Cuando Alí, rey de los almorávides, venció a Alfonso el Bravo y penetró con un formidable ejército por tierras de Toledo, apoderándose de Madrid, el miedo obligó a huir a aquellos pacíficos y laboriosos campesinos. Isidro corrió entonces la suerte de los emigrados. Se detuvo en Torrelaguna, donde tenía algunos lejanos parientes. Allí se puso al servicio de uno de los grandes terratenientes de la localidad. No tardaron sus compañeros de labor en volver a hacerle blanco de injustas acusaciones, hasta el extremo que su amo, fácil a la intriga e ignorante de la virtud de su nuevo criado, hubo de someterle a la humillación de la prueba y a exigir de él más rendimiento que de los otros. Isidro soportó paciente y con humildad la vileza de las acusaciones y la injusticia de la prueba; pero defendió su honradez con entereza y dignidad. Era costumbre en Castilla que el señor entregase, en concepto de salario, a sus criados una porción de tierra, que se decía pegujal, a fin de que con sus frutos pudiesen decorosamente vestirse. Isidro trabajó su pegujal con tan buena fortuna, que obtuvo de su campo cuantioso grano. Esta circunstancia agravó la ya mala disposición de su patrono, trabajada por la maldad de los envidiosos. Advirtiólo el Santo y sin animosidad, pero con noble gesto, calmó sus iras, diciéndole: «Tomad, señor, todo el grano. Yo me quedaré con la paja.» Dios se encargó de confundir la envidia de los unos y la codicia del otro, multiplicando milagrosamente el poco trigo que entre la paja había quedado.
Acaso por la incomprensión de su amo y, a su vez, llevado por la nostalgia de su pueblo natal, nuestro Santo labrador, acompañado de su joven esposa, hubo de trasladarse definitivamente a Madrid. De nuevo en la villa que le vio nacer, trabajó las tierras que Juan de Vargas tenía en una localidad vecina, donde se dice que le nació su primero y único hijo. Satisfecho Vargas de la laboriosidad y honradez de su colono, le puso muy pronto al frente de toda su hacienda, en su mayor parte encuadrada en el término de la villa madrileña. Ya San Isidro no volvió a abandonar su tierra hasta que murió a la edad avanzada de noventa años.

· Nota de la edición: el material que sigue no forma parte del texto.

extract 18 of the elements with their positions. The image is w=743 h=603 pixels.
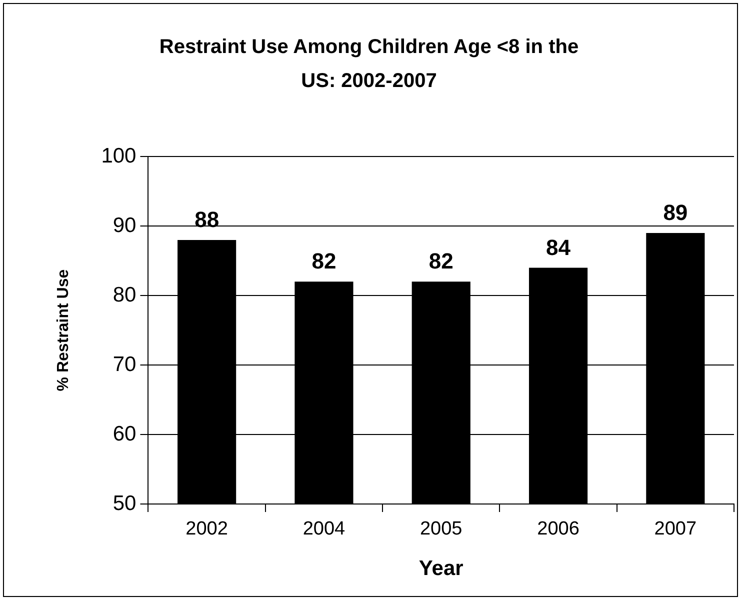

Próximo a expirar «hizo humildísima confesión de sus faltas, recibió el Viático y exhortó a los suyos al amor de Dios y del prójimo». Su cuerpo fue sepultado en el cementerio de San Andrés, y, a pesar de permanecer allí expuesto a las inclemencias del tiempo durante cuarenta años, se conservó incorrupto, exhalando suavísimo olor, dice el documento pontificio. Un amigo suyo lo trasladó, a expensas propias, del cementerio común a la iglesia donde se dice fuera bautizado.